Generally, homework should revise concepts that your child has already learnt in class. If you are getting frustrated with a homework task, then imagine how your child is feeling! Talk to their teacher about this.
Learning to read takes practise, and there is plenty of evidence to show that children who read with their parents are stronger readers in the later years. Reading together can also be an excellent time for you to connect after the long day at school. Visit our blog for some tips on how to support your child’s reading at home.
If you think your child might need extra support – trust your instinct, early intervention is key to avoiding problems in later years. Begin Bright programmes can help support children's learning right through primary school, whether they need extra help to get back on track or more of a challenge.
Open communication with your child's teacher about them starting school is vital. During the first week back at school, introduce yourself to the teacher and make them aware of anything they need to know for your child’s learning. This could be simple things like my child wears glasses and needs to be seated towards the front of the room, or if your child has a medical condition or allergy.
Talking to your child about their day and showing that you are interested will often assist in any issues being brought to your attention early.
If the communication between parent, child and teacher is open and supportive, this will ensure a happy year of schooling ahead.

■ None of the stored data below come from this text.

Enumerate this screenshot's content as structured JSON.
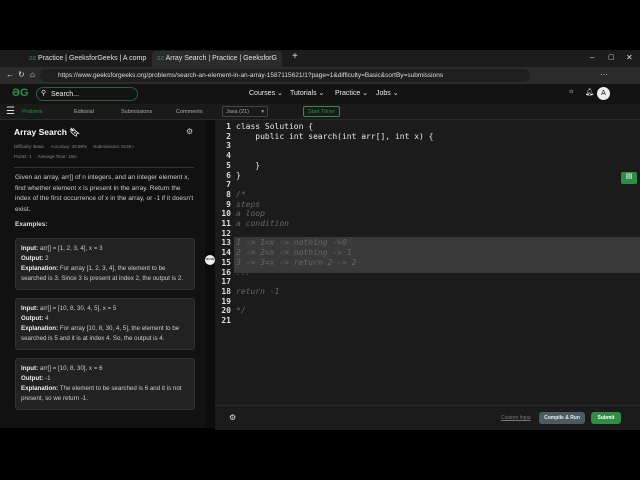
{
  "browser": {
    "tabs": [
      "Practice | GeeksforGeeks | A comp",
      "Array Search | Practice | GeeksforG"
    ],
    "url": "https://www.geeksforgeeks.org/problems/search-an-element-in-an-array-1587115621/1?page=1&difficulty=Basic&sortBy=submissions"
  },
  "header": {
    "search_placeholder": "Search...",
    "nav": [
      "Courses",
      "Tutorials",
      "Practice",
      "Jobs"
    ],
    "avatar": "A"
  },
  "subnav": {
    "tabs": [
      "Problem",
      "Editorial",
      "Submissions",
      "Comments"
    ],
    "language": "Java (21)",
    "timer": "Start Timer"
  },
  "problem": {
    "title": "Array Search",
    "difficulty": "Difficulty: Basic",
    "accuracy": "Accuracy: 40.98%",
    "submissions": "Submissions: 814K+",
    "points": "Points: 1",
    "avg_time": "Average Time: 15m",
    "description": "Given an array, arr[] of n integers, and an integer element x, find whether element x is present in the array. Return the index of the first occurrence of x in the array, or -1 if it doesn't exist.",
    "examples_label": "Examples:",
    "examples": [
      {
        "input": "arr[] = [1, 2, 3, 4], x = 3",
        "output": "2",
        "explanation": "For array [1, 2, 3, 4], the element to be searched is 3. Since 3 is present at index 2, the output is 2."
      },
      {
        "input": "arr[] = [10, 8, 30, 4, 5], x = 5",
        "output": "4",
        "explanation": "For array [10, 8, 30, 4, 5], the element to be searched is 5 and it is at index 4. So, the output is 4."
      },
      {
        "input": "arr[] = [10, 8, 30], x = 6",
        "output": "-1",
        "explanation": "The element to be searched is 6 and it is not present, so we return -1."
      }
    ],
    "labels": {
      "input": "Input:",
      "output": "Output:",
      "explanation": "Explanation:"
    }
  },
  "code": [
    "class Solution {",
    "    public int search(int arr[], int x) {",
    "",
    "",
    "    }",
    "}",
    "",
    "/*",
    "steps",
    "a loop",
    "a condition",
    "",
    "1 -> 1=x -> nothing ->0",
    "2 -> 2=x -> nothing -> 1",
    "3 -> 3=x -> return 2 -> 2",
    "...",
    "",
    "return -1",
    "",
    "*/",
    ""
  ],
  "actions": {
    "custom_input": "Custom Input",
    "compile": "Compile & Run",
    "submit": "Submit"
  },
  "colors": {
    "accent": "#2f8d46"
  }
}
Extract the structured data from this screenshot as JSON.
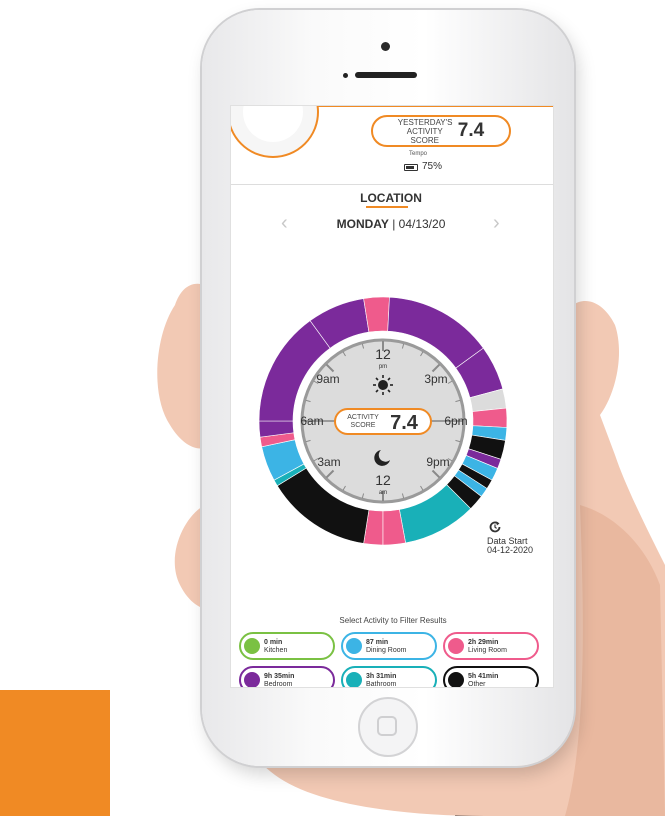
{
  "header": {
    "yesterday_label": "YESTERDAY'S ACTIVITY SCORE",
    "yesterday_score": "7.4",
    "tempo_label": "Tempo",
    "battery_pct": "75%",
    "battery_level": 0.75
  },
  "location": {
    "title": "LOCATION",
    "day": "MONDAY",
    "date_sep": " | ",
    "date": "04/13/20",
    "prev_icon": "chevron-left-icon",
    "next_icon": "chevron-right-icon"
  },
  "dial": {
    "hours": [
      "12",
      "3",
      "6",
      "9",
      "12",
      "9",
      "6",
      "3"
    ],
    "top_suffix": "pm",
    "bottom_suffix": "am",
    "label_12_top": "12",
    "label_pm": "pm",
    "label_12_bottom": "12",
    "label_am": "am",
    "label_3pm": "3pm",
    "label_6pm": "6pm",
    "label_9pm": "9pm",
    "label_3am": "3am",
    "label_6am": "6am",
    "label_9am": "9am",
    "score_label": "ACTIVITY SCORE",
    "score": "7.4",
    "sun_icon": "sun-icon",
    "moon_icon": "moon-icon"
  },
  "data_start": {
    "label": "Data Start",
    "date": "04-12-2020",
    "icon": "sync-icon"
  },
  "filter": {
    "title": "Select Activity to Filter Results",
    "chips": [
      {
        "duration": "0 min",
        "name": "Kitchen",
        "color": "#7ac143",
        "icon": "kitchen-icon"
      },
      {
        "duration": "87 min",
        "name": "Dining Room",
        "color": "#3cb4e5",
        "icon": "dining-room-icon"
      },
      {
        "duration": "2h 29min",
        "name": "Living Room",
        "color": "#ef5b8c",
        "icon": "living-room-icon"
      },
      {
        "duration": "9h 35min",
        "name": "Bedroom",
        "color": "#7b2a9b",
        "icon": "bedroom-icon"
      },
      {
        "duration": "3h 31min",
        "name": "Bathroom",
        "color": "#19b0b8",
        "icon": "bathroom-icon"
      },
      {
        "duration": "5h 41min",
        "name": "Other",
        "color": "#111111",
        "icon": "other-icon"
      }
    ]
  },
  "colors": {
    "accent": "#f08a24",
    "kitchen": "#7ac143",
    "dining": "#3cb4e5",
    "living": "#ef5b8c",
    "bedroom": "#7b2a9b",
    "bathroom": "#19b0b8",
    "other": "#111111"
  },
  "ring_segments_hours": [
    {
      "from": 0,
      "to": 0.6,
      "room": "living"
    },
    {
      "from": 0.6,
      "to": 3.9,
      "room": "other"
    },
    {
      "from": 3.9,
      "to": 4.1,
      "room": "bathroom"
    },
    {
      "from": 4.1,
      "to": 5.2,
      "room": "dining"
    },
    {
      "from": 5.2,
      "to": 5.5,
      "room": "living"
    },
    {
      "from": 5.5,
      "to": 6.0,
      "room": "bedroom"
    },
    {
      "from": 6.0,
      "to": 9.6,
      "room": "bedroom"
    },
    {
      "from": 9.6,
      "to": 11.4,
      "room": "bedroom"
    },
    {
      "from": 11.4,
      "to": 12.2,
      "room": "living"
    },
    {
      "from": 12.2,
      "to": 15.6,
      "room": "bedroom"
    },
    {
      "from": 15.6,
      "to": 17.0,
      "room": "bedroom"
    },
    {
      "from": 17.0,
      "to": 17.6,
      "room": "none"
    },
    {
      "from": 17.6,
      "to": 18.2,
      "room": "living"
    },
    {
      "from": 18.2,
      "to": 18.6,
      "room": "dining"
    },
    {
      "from": 18.6,
      "to": 19.2,
      "room": "other"
    },
    {
      "from": 19.2,
      "to": 19.5,
      "room": "bedroom"
    },
    {
      "from": 19.5,
      "to": 19.9,
      "room": "dining"
    },
    {
      "from": 19.9,
      "to": 20.2,
      "room": "other"
    },
    {
      "from": 20.2,
      "to": 20.5,
      "room": "dining"
    },
    {
      "from": 20.5,
      "to": 21.0,
      "room": "other"
    },
    {
      "from": 21.0,
      "to": 23.3,
      "room": "bathroom"
    },
    {
      "from": 23.3,
      "to": 24.0,
      "room": "living"
    }
  ]
}
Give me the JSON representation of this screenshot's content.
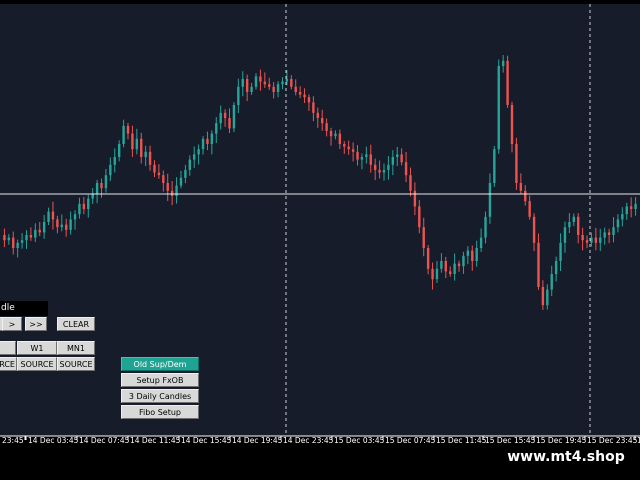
{
  "colors": {
    "background": "#161c2a",
    "bull": "#26a69a",
    "bear": "#ef5350",
    "grid": "#ffffff"
  },
  "panel": {
    "label_partial": "dle",
    "row1": [
      "<",
      ">",
      ">>",
      "CLEAR"
    ],
    "row2": [
      "",
      "W1",
      "MN1"
    ],
    "row3": [
      "RCE",
      "SOURCE",
      "SOURCE"
    ]
  },
  "menu": {
    "items": [
      "Old Sup/Dem",
      "Setup FxOB",
      "3 Daily Candles",
      "Fibo Setup"
    ],
    "active_index": 0
  },
  "time_axis": {
    "labels": [
      "23:45",
      "14 Dec 03:45",
      "14 Dec 07:45",
      "14 Dec 11:45",
      "14 Dec 15:45",
      "14 Dec 19:45",
      "14 Dec 23:45",
      "15 Dec 03:45",
      "15 Dec 07:45",
      "15 Dec 11:45",
      "15 Dec 15:45",
      "15 Dec 19:45",
      "15 Dec 23:45",
      "1"
    ]
  },
  "watermark": "www.mt4.shop",
  "chart_data": {
    "type": "candlestick",
    "title": "",
    "xlabel": "",
    "ylabel": "",
    "horizontal_line_level": 0.38,
    "vertical_separators": [
      "14 Dec 23:45",
      "15 Dec 23:45"
    ],
    "price_path": [
      0.25,
      0.23,
      0.24,
      0.2,
      0.22,
      0.23,
      0.25,
      0.24,
      0.27,
      0.26,
      0.3,
      0.34,
      0.31,
      0.28,
      0.29,
      0.27,
      0.31,
      0.33,
      0.37,
      0.35,
      0.39,
      0.41,
      0.45,
      0.43,
      0.48,
      0.52,
      0.55,
      0.6,
      0.67,
      0.64,
      0.58,
      0.62,
      0.55,
      0.57,
      0.52,
      0.49,
      0.48,
      0.45,
      0.42,
      0.4,
      0.44,
      0.47,
      0.5,
      0.54,
      0.56,
      0.58,
      0.62,
      0.6,
      0.64,
      0.68,
      0.72,
      0.7,
      0.66,
      0.75,
      0.82,
      0.85,
      0.8,
      0.82,
      0.86,
      0.84,
      0.83,
      0.82,
      0.8,
      0.83,
      0.84,
      0.85,
      0.82,
      0.8,
      0.79,
      0.78,
      0.76,
      0.72,
      0.7,
      0.68,
      0.65,
      0.63,
      0.64,
      0.6,
      0.59,
      0.58,
      0.57,
      0.54,
      0.55,
      0.56,
      0.52,
      0.5,
      0.49,
      0.5,
      0.52,
      0.55,
      0.56,
      0.53,
      0.48,
      0.42,
      0.36,
      0.28,
      0.2,
      0.12,
      0.08,
      0.12,
      0.15,
      0.11,
      0.1,
      0.14,
      0.13,
      0.17,
      0.19,
      0.15,
      0.2,
      0.24,
      0.32,
      0.45,
      0.58,
      0.9,
      0.92,
      0.75,
      0.6,
      0.45,
      0.42,
      0.38,
      0.32,
      0.22,
      0.05,
      -0.02,
      0.04,
      0.1,
      0.15,
      0.22,
      0.28,
      0.3,
      0.32,
      0.25,
      0.23,
      0.22,
      0.24,
      0.22,
      0.24,
      0.26,
      0.25,
      0.28,
      0.31,
      0.33,
      0.36,
      0.35,
      0.37
    ]
  }
}
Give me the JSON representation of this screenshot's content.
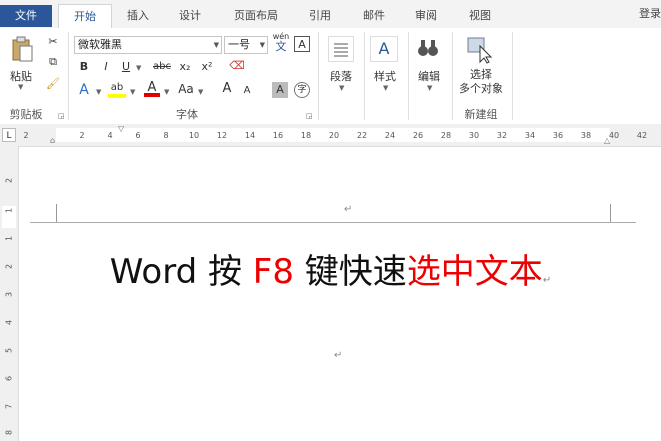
{
  "tabs": {
    "file": "文件",
    "home": "开始",
    "insert": "插入",
    "design": "设计",
    "layout": "页面布局",
    "references": "引用",
    "mailings": "邮件",
    "review": "审阅",
    "view": "视图",
    "login": "登录"
  },
  "ribbon": {
    "clipboard": {
      "paste": "粘贴",
      "group_label": "剪贴板"
    },
    "font": {
      "font_name": "微软雅黑",
      "font_size": "一号",
      "wen": "wén",
      "wen_char": "文",
      "a_border": "A",
      "bold": "B",
      "italic": "I",
      "underline": "U",
      "strike": "abc",
      "sub": "x₂",
      "sup": "x²",
      "text_effects": "A",
      "highlight": "ab",
      "font_color": "A",
      "change_case": "Aa",
      "grow": "A",
      "shrink": "A",
      "char_shade": "A",
      "enclose": "字",
      "group_label": "字体"
    },
    "paragraph": {
      "label": "段落"
    },
    "styles": {
      "label": "样式"
    },
    "editing": {
      "label": "编辑"
    },
    "new_group": {
      "select_line1": "选择",
      "select_line2": "多个对象",
      "group_label": "新建组"
    }
  },
  "ruler": {
    "corner": "L",
    "ticks": [
      "2",
      "2",
      "4",
      "6",
      "8",
      "10",
      "12",
      "14",
      "16",
      "18",
      "20",
      "22",
      "24",
      "26",
      "28",
      "30",
      "32",
      "34",
      "36",
      "38",
      "40",
      "42"
    ],
    "vticks": [
      "2",
      "1",
      "1",
      "2",
      "3",
      "4",
      "5",
      "6",
      "7",
      "8"
    ]
  },
  "document": {
    "header_mark": "↵",
    "title_part1": "Word 按 ",
    "title_part2": "F8",
    "title_part3": " 键快速",
    "title_part4": "选中文本",
    "title_mark": "↵",
    "empty_mark": "↵"
  },
  "colors": {
    "file_tab": "#2b579a",
    "accent_red": "#ee0000",
    "highlight": "#ffff00",
    "font_color": "#e00000"
  }
}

Reassure children that they are safe at school but remind children of the importance of staying healthy. Getting lots of sleep, eating healthy foods, making sure they wash their hands or use sanitiser, wear a face mask (if necessary) and following their school's guidelines will help to keep them healthy. Make sure they know they can talk to you or their teacher about any concerns or worries that they have.
Remember the best teacher is YOU! A parent can easily influence their child's attitude towards anything. A positive parental outlook will often result in a positive and confident child, who is excited about starting school as they have your support every step of the way – leading to happy, smart and confident school years ahead and a lifelong love of learning.